Rubio Joins Capito and Colleagues on Amicus Brief to Halt Biden WOTUS Overreach

Press Release

Date: April 19, 2022
Location: Washington, DC

U.S. Senator Marco Rubio (R-FL), Shelley Moore Capito (R-WV), and 45 Senate colleagues filed an amicus brief in the case of Sackett v. Environmental Protection Agency, calling for the U.S. Supreme Court to examine how much authority the federal government has over states and private citizens to regulate "waters of the United States" under the Clean Water Act (CWA). The amicus brief is led in the U.S. House of Representatives by Congressman Sam Graves (R-MO).

"Congress made clear its intent in legislative text, structure, and history to establish a limited federal regulatory presence in cooperation with the States. In the CWA, Congress selected language that, from practically the Founding, was understood both to exercise limited jurisdiction and to preserve the States' traditional role as the principal regulators of local waters and lands," the senators wrote "But this intent has now been turned on its head. Through the "significant nexus' test, the EPA and Corps can instead use any ecological connection between land and nearby water as a pretext for intrusive central planning. This case presents an opportunity for the Court to finally put the genie back in the bottle and endorse the functionally equivalent test proposed by Justice Scalia. Only then will Congress's dual purposes of cooperative federalism and environmental protection in the CWA be fully vindicated."

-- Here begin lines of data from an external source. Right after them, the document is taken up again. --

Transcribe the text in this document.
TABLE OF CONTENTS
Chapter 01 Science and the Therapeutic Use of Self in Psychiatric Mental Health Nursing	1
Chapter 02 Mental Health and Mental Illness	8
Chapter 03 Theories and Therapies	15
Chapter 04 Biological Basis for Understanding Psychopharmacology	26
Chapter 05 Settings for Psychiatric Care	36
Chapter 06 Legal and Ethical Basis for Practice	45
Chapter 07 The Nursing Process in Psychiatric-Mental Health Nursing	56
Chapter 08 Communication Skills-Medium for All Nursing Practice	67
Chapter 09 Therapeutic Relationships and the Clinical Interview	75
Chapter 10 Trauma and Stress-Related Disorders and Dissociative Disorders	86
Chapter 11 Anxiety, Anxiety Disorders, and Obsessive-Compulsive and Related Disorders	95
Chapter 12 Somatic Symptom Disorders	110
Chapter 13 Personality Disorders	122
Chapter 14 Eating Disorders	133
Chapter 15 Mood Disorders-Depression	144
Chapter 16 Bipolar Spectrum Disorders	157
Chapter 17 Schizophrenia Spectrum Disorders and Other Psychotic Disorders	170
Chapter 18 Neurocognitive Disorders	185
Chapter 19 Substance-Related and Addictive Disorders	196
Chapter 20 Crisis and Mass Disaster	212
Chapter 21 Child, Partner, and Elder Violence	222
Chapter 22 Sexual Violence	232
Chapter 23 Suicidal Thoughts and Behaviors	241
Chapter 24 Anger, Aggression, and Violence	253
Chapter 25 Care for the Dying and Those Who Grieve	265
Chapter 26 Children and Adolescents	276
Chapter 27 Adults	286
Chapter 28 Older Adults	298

"Like the members of Congress that enacted the CWA, [we] support policies that protect the environment while also ensuring that States retain their traditional role as the primary regulators of land and water resources, and that farmers, manufacturers, small business owners, and property owners like the Petitioners in this case can develop and use their land free of over-burdensome, job-killing federal regulations," the senators continued. "These entities need certainty about the scope of "waters of the United States' under the Clean Water Act, and the Court's endorsement of the Scalia test would provide that long-needed certainty."